Hinsichtlich möglicher Bußgeldverfahren hat sich der Landesdatenschutzbeauftragte von Rheinland-Pfalz jedoch von Anfang an skeptisch geäußert. Denn die Monocam filmt bei der Überwachung des Verkehrs zunächst alle vorbeifahrenden Fahrzeuge ab. Dabei werden massenhaft und anlasslos Bilder von Fahrzeugführenden und den Kennzeichen der Fahrzeuge erstellt. Zwar erfolgt die Speicherung der Bilder erst dann, wenn die KI erkennt, dass der*die Fahrer*in einen einem Handy ähnlichen Gegenstand in der Hand hält. Nach der Einordnung des Fotos durch die KI erfolgt in einem weiteren Schritt noch eine Sichtung durch Polizist*innen. Jedoch ist für diese massenhafte Datenerfassung eine spezielle datenschutzrechtliche Rechtsgrundlage erforderlich, damit die Polizei nicht Gefahr läuft, dass Gerichte die Datenerfassung und die erstellten Bußgeldbescheide für rechtswidrig erklären.

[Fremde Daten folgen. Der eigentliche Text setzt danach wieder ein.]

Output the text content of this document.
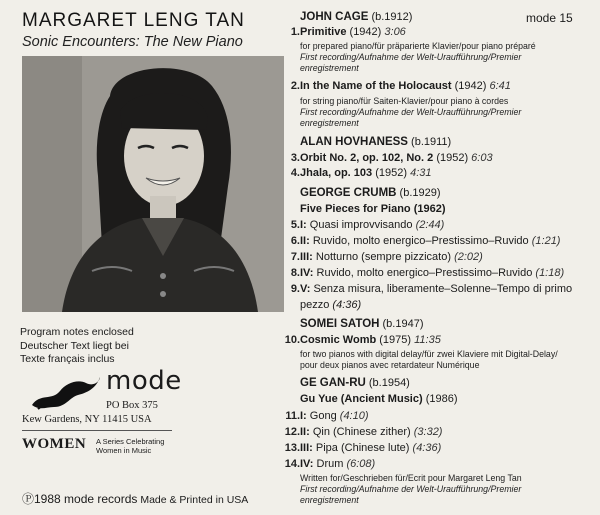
MARGARET LENG TAN
Sonic Encounters: The New Piano
Program notes enclosed
Deutscher Text liegt bei
Texte français inclus
mode
PO Box 375
Kew Gardens, NY 11415 USA
WOMEN A Series Celebrating
Women in Music
Ⓟ1988 mode records Made & Printed in USA
mode 15
JOHN CAGE (b.1912)
1. Primitive (1942) 3:06
for prepared piano/für präparierte Klavier/pour piano préparé
First recording/Aufnahme der Welt-Uraufführung/Premier
enregistrement
2. In the Name of the Holocaust (1942) 6:41
for string piano/für Saiten-Klavier/pour piano à cordes
First recording/Aufnahme der Welt-Uraufführung/Premier
enregistrement
ALAN HOVHANESS (b.1911)
3. Orbit No. 2, op. 102, No. 2 (1952) 6:03
4. Jhala, op. 103 (1952) 4:31
GEORGE CRUMB (b.1929)
Five Pieces for Piano (1962)
5. I: Quasi improvvisando (2:44)
6. II: Ruvido, molto energico–Prestissimo–Ruvido (1:21)
7. III: Notturno (sempre pizzicato) (2:02)
8. IV: Ruvido, molto energico–Prestissimo–Ruvido (1:18)
9. V: Senza misura, liberamente–Solenne–Tempo di primo
pezzo (4:36)
SOMEI SATOH (b.1947)
10. Cosmic Womb (1975) 11:35
for two pianos with digital delay/für zwei Klaviere mit Digital-Delay/
pour deux pianos avec retardateur Numérique
GE GAN-RU (b.1954)
Gu Yue (Ancient Music) (1986)
11. I: Gong (4:10)
12. II: Qin (Chinese zither) (3:32)
13. III: Pipa (Chinese lute) (4:36)
14. IV: Drum (6:08)
Written for/Geschrieben für/Ecrit pour Margaret Leng Tan
First recording/Aufnahme der Welt-Uraufführung/Premier
enregistrement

Betroffene Handysünder*innen haben bereits Klage gegen die ergangenen Bußgeldbescheide eingereicht, da es – wie oben beschrieben – an einer entsprechenden Rechtsgrundlage für die Datenerhebung derzeit fehlt. Insbesondere sehen hier die Betroffenen ihre Persönlichkeitsrechte, wie bspw. die Privatsphäre, durch den Einsatz der Monocam angegriffen. Dass die eingereichten Klagen Aussicht auf Erfolg haben, ist naheliegend, da der oben zitierte § 29 POG als Generalklausel wohl für das hier angewandte Verfahren keine adäquate Rechtsgrundlage für das Erstellen der Fotos darstellt und somit auch keine rechtliche Grundlage für das Bußgeld besteht.
Fazit
Bei einer folgerichtigen Bewertung des Sachverhalts durch die Gerichte dürfte der grundgesetzliche Schutz des Persönlichkeitsrechts überwiegen. Denn es liegt seitens der betroffenen Autofahrenden weder eine Einwilligung noch eine sonstige Rechtsgrundlage für die Erstellung der Fotos durch die verwendete Monocam vor. Auch die zitierte Datenerhebungsgeneralklausel in § 29 des rheinland-pfälzischen POG deckt die massenhafte und anlasslose Datenerhebung, die über den Testbetrieb der Monocam hinausgeht, durch die Polizei nicht ab. Das grundlegende datenschutzrechtliche Prinzip, dass eine Datenverarbeitung nur dann erfolgen darf, wenn eine Rechtsgrundlage vorliegt, wurde seitens der Polizei nicht eingehalten. Möchte die Polizei das Handyverbot mittels Monocam überprüfen und Bußgeldbescheide erlassen, muss der Landesgesetzgeber in jedem Fall zunächst eine Rechtsgrundlage hierfür schaffen, um den rechtsstaatlichen Anforderungen zu genügen.